Arnold Cheng was working in marketing and communications at the Rick Hansen Foundation (RHF) when he first heard about the RHF Accessibility Certification™ (RHFAC) Training course, at the time called RHFAC Accessibility Assessor training. He saw the course being developed which sparked his interest in learning more about assessing buildings for their level of accessibility.
The RHFAC Training course teaches individuals how to use the RHFAC methodology to rate buildings on their level of meaningful access. Upon successful completion and passing the subsequent RHFAC Professional exam, individuals will obtain their RHFAC Professional designation, qualifying them to conduct RHFAC ratings for existing buildings and pre-construction plans.

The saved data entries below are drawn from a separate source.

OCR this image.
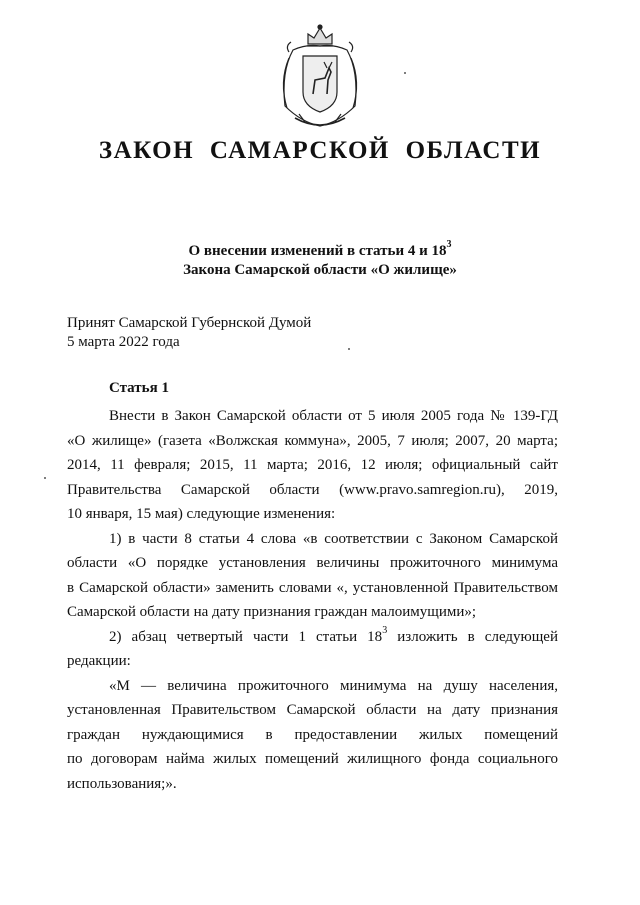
ЗАКОН САМАРСКОЙ ОБЛАСТИ
О внесении изменений в статьи 4 и $18^3$
Закона Самарской области «О жилище»
Принят Самарской Губернской Думой
5 марта 2022 года
Статья 1
Внести в Закон Самарской области от 5 июля 2005 года № 139-ГД
«О жилище» (газета «Волжская коммуна», 2005, 7 июля; 2007, 20 марта;
2014, 11 февраля; 2015, 11 марта; 2016, 12 июля; официальный сайт
Правительства Самарской области (www.pravo.samregion.ru), 2019,
10 января, 15 мая) следующие изменения:
1) в части 8 статьи 4 слова «в соответствии с Законом Самарской
области «О порядке установления величины прожиточного минимума
в Самарской области» заменить словами «, установленной Правительством
Самарской области на дату признания граждан малоимущими»;
2) абзац четвертый части 1 статьи $18^3$ изложить в следующей
редакции:
«М — величина прожиточного минимума на душу населения,
установленная Правительством Самарской области на дату признания
граждан нуждающимися в предоставлении жилых помещений
по договорам найма жилых помещений жилищного фонда социального
использования;».
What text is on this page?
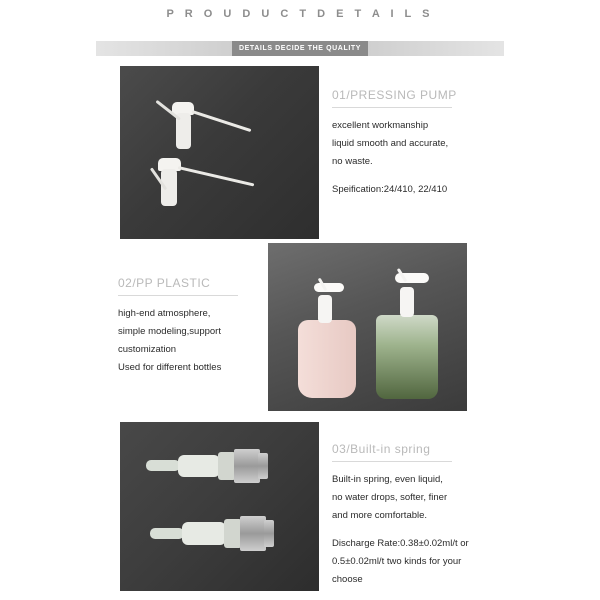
P R O U D U C T D E T A I L S
DETAILS DECIDE THE QUALITY
01/PRESSING PUMP
excellent workmanship
liquid smooth and accurate,
no waste.
Speification:24/410, 22/410
02/PP PLASTIC
high-end atmosphere,
simple modeling,support
customization
Used for different bottles
03/Built-in spring
Built-in spring, even liquid,
no water drops, softer, finer
and more comfortable.
Discharge Rate:0.38±0.02ml/t or
0.5±0.02ml/t two kinds for your
choose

By the time the course was ready to launch in 2017, Cheng had moved to a new phase of his career, as well as doing some freelance work for RHF. He was asked to apply for the RHFAC Training pilot course. As a person with lived experience, Cheng thought the course would be an interesting and great experience, so he agreed.
Accessibility Is for Everyone
The course teaches about the impact of the social and physical environment on people with disabilities, relevant legislation, regulations, and Universal Design principles and standards needed when planning and executing a rating, among other relevant topics.
Cheng explained that his favourite parts of the course were where the social and technical sides meet.
“People think too often that accessibility is about technical specs and measurements, but it is how these technical numbers make lives better, the social aspect, and how these numbers impact people that makes the difference,” he noted.
“People think accessibility is just about wheelchairs, or just about technology, but really, it’s about everything and everyone.”
Following achieving his RHFAC Professional designation, Cheng went back to his previous career, believing that he could do accessibility consulting on the side. However, he kept receiving calls for consultation and realized the great need for accessibility consulting. His business, Spectrum Ability, was born.
“It is really rewarding to have a job that makes people’s lives better.”
Spectrum Ability is an accessibility consulting firm focusing on providing feedback to sites using the RHFAC criteria. Cheng also uses his graphic design and video editing background to create reports for clients that are visually appealing which Cheng helps set his consulting business apart because clients like the way the material is presented.
Keeping Accessibility Top of Mind
One example Cheng noted that highlights how accessibility is for everyone was right in his own office building. The building Cheng works in used to have very heavy doors in the underground parking garage.
“I struggled with them, everyone struggled with them,” he said.
When the building put in a power-operated door, the first thing Cheng saw was someone with a heavy box using the door. He noted how important it was to everyone in the building, not just those with a disability.
Cheng said it's great to see how there seems to be an increased interest in accessibility, particularly because of how connected the world is. He explained that people are thinking outside their own experience and are being exposed to accessibility more frequently – for example the Best Picture award at the Academy Awards this year went to CODA, a film that highlights Deaf culture.
“People are noticing and realizing that accessibility benefits everyone.”